Predicting the chemical equilibrium point of reacting components in gaseous mixtures through a novel Hierarchical Manta-Ray Foraging Optimization Algorithm
Künye
Turgut, O. E., Genceli, H., Asker, M., Çoban, M. T., & Akrami, M. (2025). Predicting the chemical equilibrium point of reacting components in gaseous mixtures through a novel Hierarchical Manta-Ray Foraging Optimization Algorithm. Scientific Reports, 15(1), 11112.Özet
This study proposes a Hierarchical Manta-Ray Foraging Optimization (HMRFO) algorithm for calculating the equilibrium points of chemical reactions. To improve the solution diversity in the trial Manta-Ray population and enhance the general optimization effectivity of the algorithm, an ordered hierarchy is integrated into the original algorithm, taking into account the efficient search strategies of Elite-Opposition learning, Dynamic Opposition Learning, and Quantum search operator.

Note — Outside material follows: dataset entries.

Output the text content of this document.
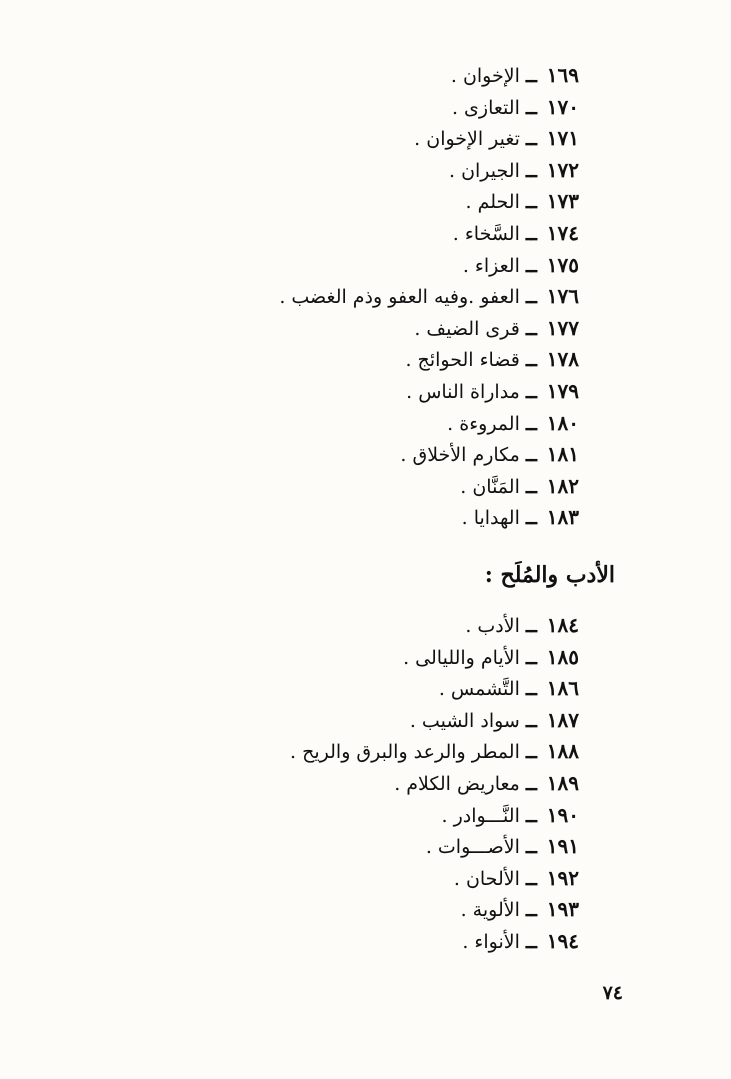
١٦٩ــالإخوان .
١٧٠ــالتعازى .
١٧١ــتغير الإخوان .
١٧٢ــالجيران .
١٧٣ــالحلم .
١٧٤ــالسَّخاء .
١٧٥ــالعزاء .
١٧٦ــالعفو .وفيه العفو وذم الغضب .
١٧٧ــقرى الضيف .
١٧٨ــقضاء الحوائج .
١٧٩ــمداراة الناس .
١٨٠ــالمروءة .
١٨١ــمكارم الأخلاق .
١٨٢ــالمَنَّان .
١٨٣ــالهدايا .
الأدب والمُلَح :
١٨٤ــالأدب .
١٨٥ــالأيام والليالى .
١٨٦ــالتَّشمس .
١٨٧ــسواد الشيب .
١٨٨ــالمطر والرعد والبرق والريح .
١٨٩ــمعاريض الكلام .
١٩٠ــالنَّـــوادر .
١٩١ــالأصـــوات .
١٩٢ــالألحان .
١٩٣ــالألوية .
١٩٤ــالأنواء .
٧٤
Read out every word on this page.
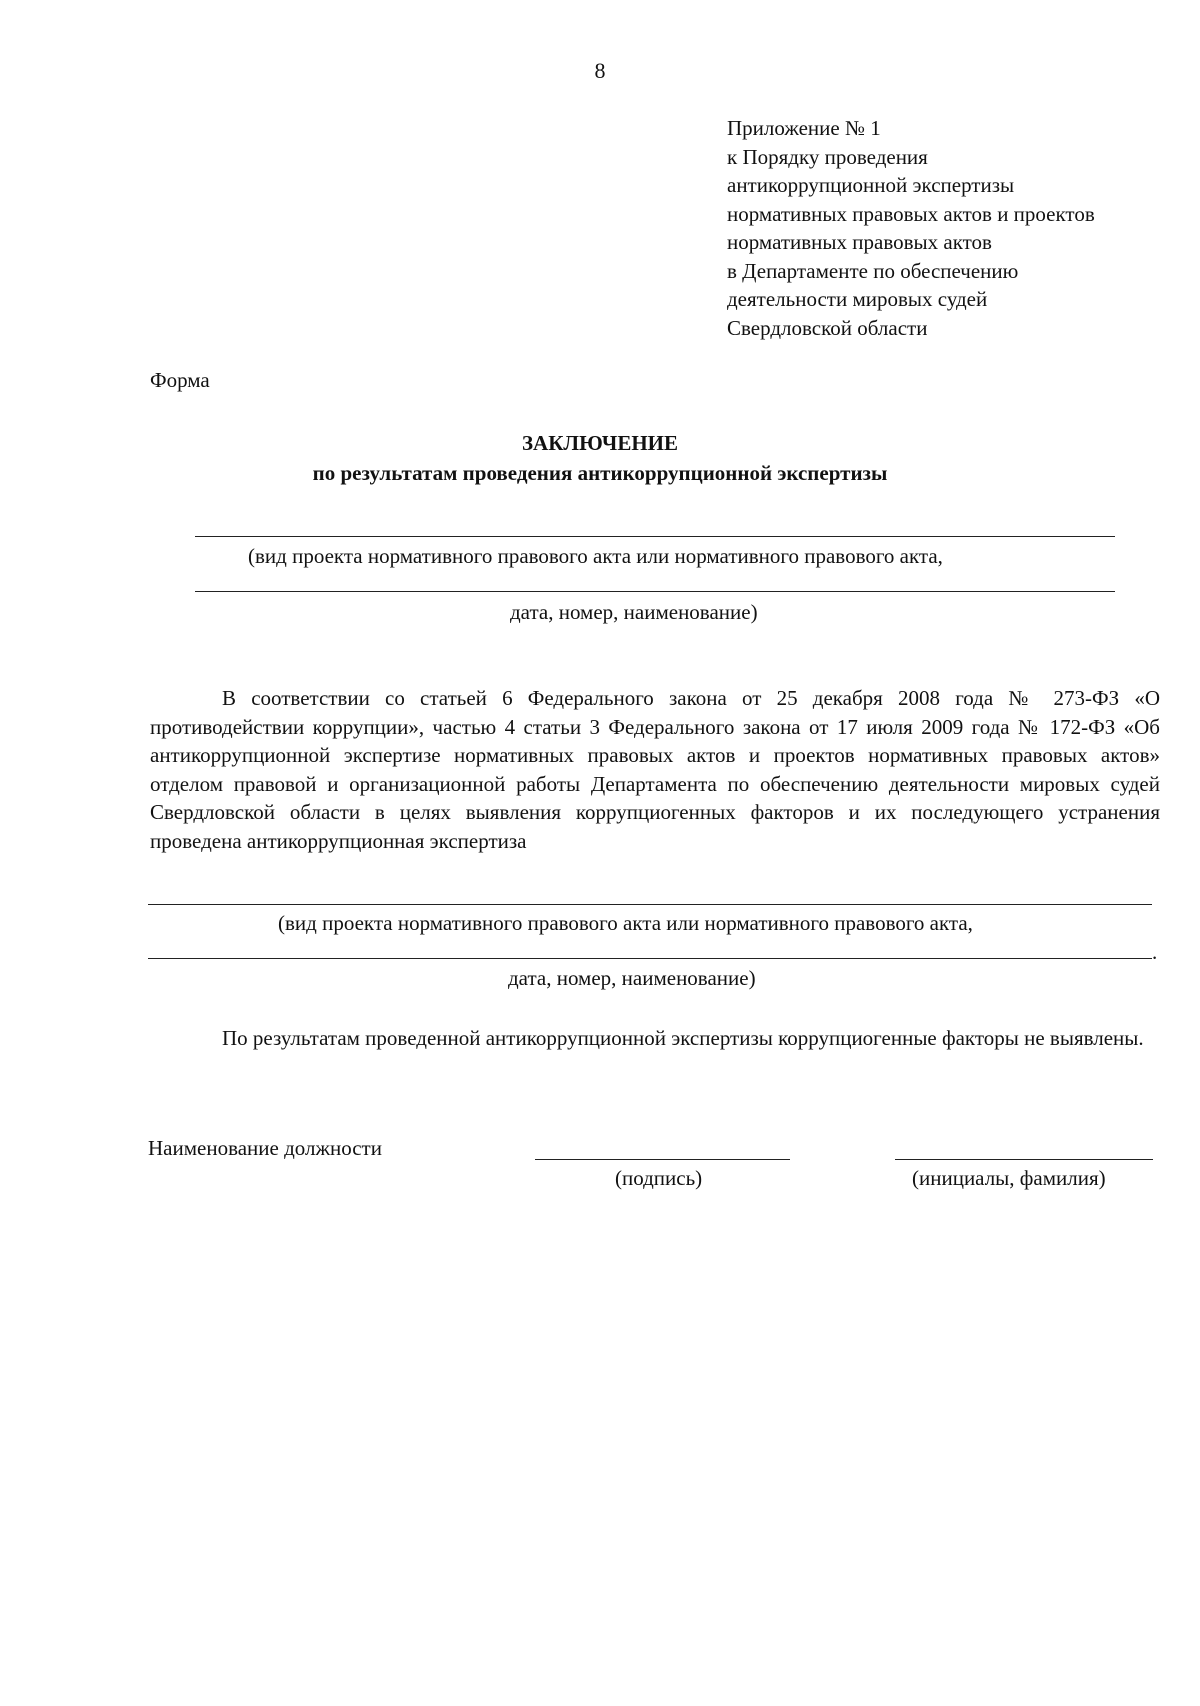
8
Приложение № 1
к Порядку проведения
антикоррупционной экспертизы
нормативных правовых актов и проектов
нормативных правовых актов
в Департаменте по обеспечению
деятельности мировых судей
Свердловской области
Форма
ЗАКЛЮЧЕНИЕ
по результатам проведения антикоррупционной экспертизы
(вид проекта нормативного правового акта или нормативного правового акта,
дата, номер, наименование)
В соответствии со статьей 6 Федерального закона от 25 декабря 2008 года № 273-ФЗ «О противодействии коррупции», частью 4 статьи 3 Федерального закона от 17 июля 2009 года № 172-ФЗ «Об антикоррупционной экспертизе нормативных правовых актов и проектов нормативных правовых актов» отделом правовой и организационной работы Департамента по обеспечению деятельности мировых судей Свердловской области в целях выявления коррупциогенных факторов и их последующего устранения проведена антикоррупционная экспертиза
(вид проекта нормативного правового акта или нормативного правового акта,
.
дата, номер, наименование)
По результатам проведенной антикоррупционной экспертизы коррупциогенные факторы не выявлены.
Наименование должности
(подпись)	(инициалы, фамилия)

Within this proposed concept, the Manta-ray population is divided into three main sub-populations: the Elite Oppositional learning scheme manipulates top elite individuals, Dynamic Oppositional learning search equations update average population members, and quantum-based learning equations process the worst members. The improved MRFO is applied to a hundred 30D and 500D optimization benchmark functions, and results have been compared to those obtained from state-of-art metaheuristic optimizers. Then, the proposed optimizer solved twenty-eight test problems previously employed in CEC-2013 competitions, and corresponding results were benchmarked against well-reputed metaheuristics. This research study also suggests a novel mathematical model for solving chemical equilibrium problems for ideal gas mixtures. Four challenging case studies related to chemical equilibrium problems have been performed by the HMRFO for varying test conditions, and it is observed that HMRFO can effectively cope with the tedious nonlinearities and complexities of the governing thermodynamic models associated with solving chemical equilibrium problems for gaseous reacting mixture components.